The Quiet Giant at the Center of Everything

TSMC doesn’t sell chips to consumers. It manufactures them for companies like Nvidia, AMD, and Apple. That makes it the invisible backbone of the entire AI ecosystem.
When Nvidia designs a next-gen GPU for AI training, TSMC builds it. When Apple ships a new M-series chip, TSMC fabricates it. If TSMC sneezes, the whole tech industry reaches for a tissue.
So when TSMC’s CFO Wendell Huang tells the BBC that inflation has caused costs to increase — and that the company’s CEO openly said he’d “like” to raise prices — that’s not a footnote. That’s a signal.
What “Reflecting Our Value” Actually Means
Huang was careful with his words. No sudden “fourfold, fivefold” price jumps, he promised. Instead, the company will “reflect its value” — pointing to its technology leadership and manufacturing excellence as justification for whatever comes next.
Translation: prices will rise. Just gradually, and with a polished rationale attached.
This is how pricing power works at the top of a near-monopoly. TSMC controls the manufacturing of the world’s most advanced chips. There’s no credible alternative at scale. That’s not a complaint — it’s just the market structure, and it shapes everything downstream.
The Geopolitics Layer Nobody Can Ignore

Here’s where it gets complicated. TSMC is expanding into the US (a $165bn commitment to Arizona), Germany, and Japan. Huang insists this is customer-driven, not government-driven. “It’s not the request of government,” he said flatly.
Maybe. But the timing — amid escalating US-China trade tensions and Washington’s aggressive push to onshore semiconductor production — makes that claim feel a little optimistic.
Meanwhile, Chinese President Xi Jinping has warned that mishandling Taiwan could push US-China relations into “extremely dangerous” territory. Taiwan produces the majority of the world’s most advanced chips. That’s not a supply chain risk — that’s a civilization-level dependency.
The Arizona Timeline Problem
Huang was blunt about one thing: moving the full manufacturing ecosystem to the US would take “five to ten years, or even longer.” That directly undercuts the urgency of US industrial policy, which has been throwing billions at exactly this problem.

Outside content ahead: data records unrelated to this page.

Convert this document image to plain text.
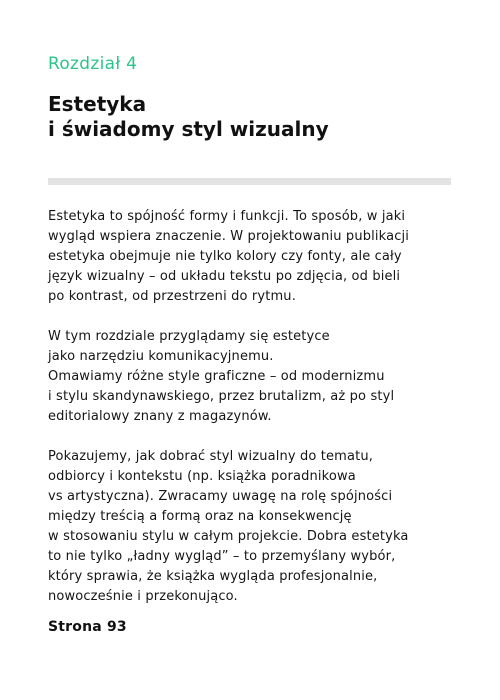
Rozdział 4
Estetyka
i świadomy styl wizualny

Estetyka to spójność formy i funkcji. To sposób, w jaki
wygląd wspiera znaczenie. W projektowaniu publikacji
estetyka obejmuje nie tylko kolory czy fonty, ale cały
język wizualny – od układu tekstu po zdjęcia, od bieli
po kontrast, od przestrzeni do rytmu.

W tym rozdziale przyglądamy się estetyce
jako narzędziu komunikacyjnemu.
Omawiamy różne style graficzne – od modernizmu
i stylu skandynawskiego, przez brutalizm, aż po styl
editorialowy znany z magazynów.

Pokazujemy, jak dobrać styl wizualny do tematu,
odbiorcy i kontekstu (np. książka poradnikowa
vs artystyczna). Zwracamy uwagę na rolę spójności
między treścią a formą oraz na konsekwencję
w stosowaniu stylu w całym projekcie. Dobra estetyka
to nie tylko „ładny wygląd” – to przemyślany wybór,
który sprawia, że książka wygląda profesjonalnie,
nowocześnie i przekonująco.

Strona 93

The implication is uncomfortable. Even with $165bn committed to Arizona, the most cutting-edge chip production stays in Taiwan — for the foreseeable future. Geopolitical risk doesn’t get diversified away just because a fab breaks ground in the desert.
Is the AI Boom a Bubble? TSMC Doesn’t Think So.
Stock markets have been jittery. Tech shares in Asia sold off sharply following similar moves in the US, with investors questioning whether the massive AI infrastructure spending wave is sustainable.
Huang’s answer was direct: not a bubble. His reasoning is worth noting — TSMC talks directly to the hyperscalers (think Microsoft, Google, Amazon, Meta) who are buying the chips. These companies, he argues, are financially strong enough to keep investing. “Our conviction in this AI megatrend is very strong,” he said.
That’s not blind optimism. It’s a company with a front-row seat to the order books of the world’s biggest tech spenders. When TSMC says demand is real, it’s worth listening.
What This Means for AI Tool Costs
Connect the dots and a clear picture emerges.
- TSMC faces rising costs and has pricing power to pass them on
- Advanced chip manufacturing stays concentrated in Taiwan, keeping geopolitical risk elevated
- US expansion is real but slow — years away from meaningful supply diversification
- Hyperscaler demand remains strong, sustaining the AI infrastructure buildout
For AI tool builders and buyers, this translates into one uncomfortable reality: the cost of AI compute is unlikely to get dramatically cheaper in the near term. Gradual chip price increases flow into GPU costs, which flow into cloud compute pricing, which eventually flow into the per-seat or per-API-call pricing of the tools you use every day.
The race to the bottom on AI pricing has a ceiling — and it’s made of silicon, fabricated in Hsinchu.
The Takeaway
TSMC’s rare interview wasn’t a press release. It was a calibration signal for the entire AI industry. Costs are rising. Expansion is real but slow. The AI boom isn’t over — but it isn’t free, either.
For anyone choosing AI tools right now, the infrastructure cost layer is becoming a real differentiator. Tools built on efficient, well-optimized models will have a structural advantage as compute costs creep upward. Bloated, GPU-hungry products will feel that pressure first.
Observe the chip supply chain. It tells you more about where AI pricing is headed than any product launch ever will.